Andrew’s relaxing a little more now. ‘I think she was the product of my grandpa’s one and only hetero fling. She wasn’t too cool about it while I was a kid. You know, Swan Hill folks all knew that Grandpa was in the city and in and out of psych hospitals, getting “cured”.’
‘Cured?’
‘It sounds like weird science fiction now, the cruel stuff they did. Aversion therapy. Electro-shock therapy. Imagine doctors injecting you with poisons to make you throw up when they flash a photo of a good-looking man on a screen! Or passing electric volts through you when that picture went up. Or cutting out the bits of your brain that supposedly made you gay. All in the name of science.’
So there was much more to Dennis’s story. I didn’t know what he’d suffered. Andrew’s getting worked up and it’s making him forget about being shy. I want to soothe him, distract him.
‘I didn’t know. I’m sorry. It sounds like some Hammer Horror movie.’ Now he’ll think I’m a nerd. If I’d said something like that to a guy like Scott, I’d get a sneer and a condescending pat on my head.
But Andrew smiles. He even knows what I’m talking about. ‘Yeah, one of those 1960s Christopher Lee, Vincent Price flicks! Wish it was that unreal. Now he’s got the shakes, and his brain does these little glitches.

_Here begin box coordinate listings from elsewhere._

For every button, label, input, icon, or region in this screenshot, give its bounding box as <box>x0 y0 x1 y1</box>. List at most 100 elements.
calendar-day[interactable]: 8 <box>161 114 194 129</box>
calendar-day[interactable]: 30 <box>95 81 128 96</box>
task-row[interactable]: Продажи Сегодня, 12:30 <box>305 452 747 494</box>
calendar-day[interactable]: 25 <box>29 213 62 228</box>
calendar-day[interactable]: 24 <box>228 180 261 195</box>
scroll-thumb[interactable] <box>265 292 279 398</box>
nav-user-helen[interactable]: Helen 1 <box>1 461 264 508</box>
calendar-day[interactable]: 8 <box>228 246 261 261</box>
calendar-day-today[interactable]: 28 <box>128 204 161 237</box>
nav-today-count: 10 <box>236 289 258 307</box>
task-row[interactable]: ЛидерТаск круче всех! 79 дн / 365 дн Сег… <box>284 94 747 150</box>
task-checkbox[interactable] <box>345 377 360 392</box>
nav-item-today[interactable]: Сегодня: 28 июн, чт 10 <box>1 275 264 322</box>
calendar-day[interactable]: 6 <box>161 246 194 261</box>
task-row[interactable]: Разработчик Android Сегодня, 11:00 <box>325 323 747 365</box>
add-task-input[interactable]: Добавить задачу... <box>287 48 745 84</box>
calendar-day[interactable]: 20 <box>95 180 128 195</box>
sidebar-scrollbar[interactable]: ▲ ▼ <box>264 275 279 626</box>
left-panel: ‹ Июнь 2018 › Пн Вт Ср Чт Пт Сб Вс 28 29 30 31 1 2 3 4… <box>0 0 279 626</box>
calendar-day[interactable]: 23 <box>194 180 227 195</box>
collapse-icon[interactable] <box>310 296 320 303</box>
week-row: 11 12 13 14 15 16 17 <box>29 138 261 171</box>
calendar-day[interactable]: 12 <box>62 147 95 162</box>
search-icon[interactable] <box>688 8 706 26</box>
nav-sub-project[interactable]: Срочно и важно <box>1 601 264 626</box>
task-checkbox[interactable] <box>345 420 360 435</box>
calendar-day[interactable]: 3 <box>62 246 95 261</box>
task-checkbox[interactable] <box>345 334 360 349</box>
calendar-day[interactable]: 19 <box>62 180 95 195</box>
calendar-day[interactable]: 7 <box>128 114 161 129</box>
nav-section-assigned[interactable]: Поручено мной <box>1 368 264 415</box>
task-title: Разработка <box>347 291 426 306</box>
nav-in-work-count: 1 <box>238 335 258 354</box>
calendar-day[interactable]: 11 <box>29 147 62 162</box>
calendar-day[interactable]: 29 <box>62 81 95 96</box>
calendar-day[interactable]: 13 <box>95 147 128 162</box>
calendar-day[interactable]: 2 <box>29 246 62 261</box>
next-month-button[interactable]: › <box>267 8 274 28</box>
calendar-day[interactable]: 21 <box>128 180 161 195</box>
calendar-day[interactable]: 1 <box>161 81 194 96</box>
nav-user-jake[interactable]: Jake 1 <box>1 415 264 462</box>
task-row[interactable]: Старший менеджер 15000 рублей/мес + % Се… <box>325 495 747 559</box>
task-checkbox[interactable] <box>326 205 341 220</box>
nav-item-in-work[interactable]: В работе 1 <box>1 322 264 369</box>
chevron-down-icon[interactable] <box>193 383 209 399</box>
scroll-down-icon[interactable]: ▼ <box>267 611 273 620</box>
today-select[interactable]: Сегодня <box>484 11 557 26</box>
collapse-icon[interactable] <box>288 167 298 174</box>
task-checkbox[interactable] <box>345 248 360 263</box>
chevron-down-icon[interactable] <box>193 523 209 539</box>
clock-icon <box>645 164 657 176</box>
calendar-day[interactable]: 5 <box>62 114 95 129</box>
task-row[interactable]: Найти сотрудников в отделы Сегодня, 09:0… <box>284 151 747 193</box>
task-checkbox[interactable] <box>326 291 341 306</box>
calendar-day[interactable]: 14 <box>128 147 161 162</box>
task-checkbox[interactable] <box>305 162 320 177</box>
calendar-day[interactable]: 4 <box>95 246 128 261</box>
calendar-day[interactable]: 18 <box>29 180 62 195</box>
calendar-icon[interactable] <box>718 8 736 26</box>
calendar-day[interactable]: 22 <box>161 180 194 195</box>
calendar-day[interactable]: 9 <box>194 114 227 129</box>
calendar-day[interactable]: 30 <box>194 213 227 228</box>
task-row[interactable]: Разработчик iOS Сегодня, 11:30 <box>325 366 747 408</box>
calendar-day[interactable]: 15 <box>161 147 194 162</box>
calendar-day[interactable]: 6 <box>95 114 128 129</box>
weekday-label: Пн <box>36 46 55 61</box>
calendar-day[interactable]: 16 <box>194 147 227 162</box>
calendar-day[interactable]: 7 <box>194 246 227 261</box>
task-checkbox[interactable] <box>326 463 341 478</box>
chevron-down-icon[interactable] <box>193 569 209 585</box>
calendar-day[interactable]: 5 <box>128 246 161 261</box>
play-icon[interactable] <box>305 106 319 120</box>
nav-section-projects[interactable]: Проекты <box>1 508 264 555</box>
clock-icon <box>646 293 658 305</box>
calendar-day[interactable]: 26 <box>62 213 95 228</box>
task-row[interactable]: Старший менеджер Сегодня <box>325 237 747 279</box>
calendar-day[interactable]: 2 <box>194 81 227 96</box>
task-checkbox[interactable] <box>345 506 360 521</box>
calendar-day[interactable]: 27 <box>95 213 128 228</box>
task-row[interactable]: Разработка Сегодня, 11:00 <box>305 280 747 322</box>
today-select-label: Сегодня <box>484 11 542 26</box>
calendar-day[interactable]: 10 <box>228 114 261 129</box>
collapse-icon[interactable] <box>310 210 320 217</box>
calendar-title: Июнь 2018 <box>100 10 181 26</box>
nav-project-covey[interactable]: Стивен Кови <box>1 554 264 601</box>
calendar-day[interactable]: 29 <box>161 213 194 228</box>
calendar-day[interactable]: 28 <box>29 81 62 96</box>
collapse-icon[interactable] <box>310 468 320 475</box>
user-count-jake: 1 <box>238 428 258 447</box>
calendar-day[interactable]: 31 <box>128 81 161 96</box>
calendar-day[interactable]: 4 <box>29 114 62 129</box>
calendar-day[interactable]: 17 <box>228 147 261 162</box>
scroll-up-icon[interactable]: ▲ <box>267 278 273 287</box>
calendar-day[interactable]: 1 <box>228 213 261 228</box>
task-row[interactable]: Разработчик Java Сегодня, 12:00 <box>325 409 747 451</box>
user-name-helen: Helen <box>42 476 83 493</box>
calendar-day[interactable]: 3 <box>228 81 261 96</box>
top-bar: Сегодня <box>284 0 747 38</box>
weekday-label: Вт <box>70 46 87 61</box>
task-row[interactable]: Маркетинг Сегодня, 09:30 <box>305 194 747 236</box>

He’s also got stomach cancer, probably from the poison crap they got him to swallow so he
’d throw up.’
‘How would you handle having all that happen to you? Wouldn’t you just get all bitter and twisted?’
Andrew shrugs. ‘Sometimes I hear him cry at night. Like he’s reliving something. Sometimes when he used to go back to Swan Hill and see folks staring at him he’d get angry. Or when he’d hear that kids at school had been hassling me ’cos their grandparents had told them about my insane perverted grandpa. But he was a good lawyer, and I think he put his anger into stopping injustices happening to others. I can’t begin to figure what it must’ve been like trying to come out back then. He told me how Oscar Wilde called it “the love that dare not speak its name”.’
He sighs, crosses his legs at the ankles and hugs his knees. Meanwhile, I’m thinking I didn’t know straight guys who could quote Oscar Wilde actually existed. He looks at me. ‘Do your friends at school know about your uncle?’
‘No way. But then I didn’t know about my uncle till I got here.’
‘He’s real cool. So’s Wei Lee.’
‘Yeah, I think so. One of my best friends at school has a lesbian mum.’
‘That must be hell. Not having a lesbian mum but …’
I laugh. ‘I know what you mean.’
‘I know that some guys think I must be gay, that “it’s in my genes” sort of thing. Or ’cos I like reading and I’m not into the footy or anything much like that.’
‘So what if you were gay? Shouldn’t matter,’ I say coolly, while in my head I’m on my knees saying thanks to the heavens for making Andrew straight.
We talk about school and what they don’t teach you, about friends and what you can’t tell them, about plans for the future and how life kind of springs up on you anyway. Soon an hour’s passed, we’re still chatting and there’s been no need for a DVD. Then out of the blue comes the question. ‘Do you have a boyfriend?’
I’ve almost been lulled into thinking Andrew has no interest in me apart from someone to share family deviations with. ‘Umm, no. Well, I did till about a week ago. But that ended in disaster.’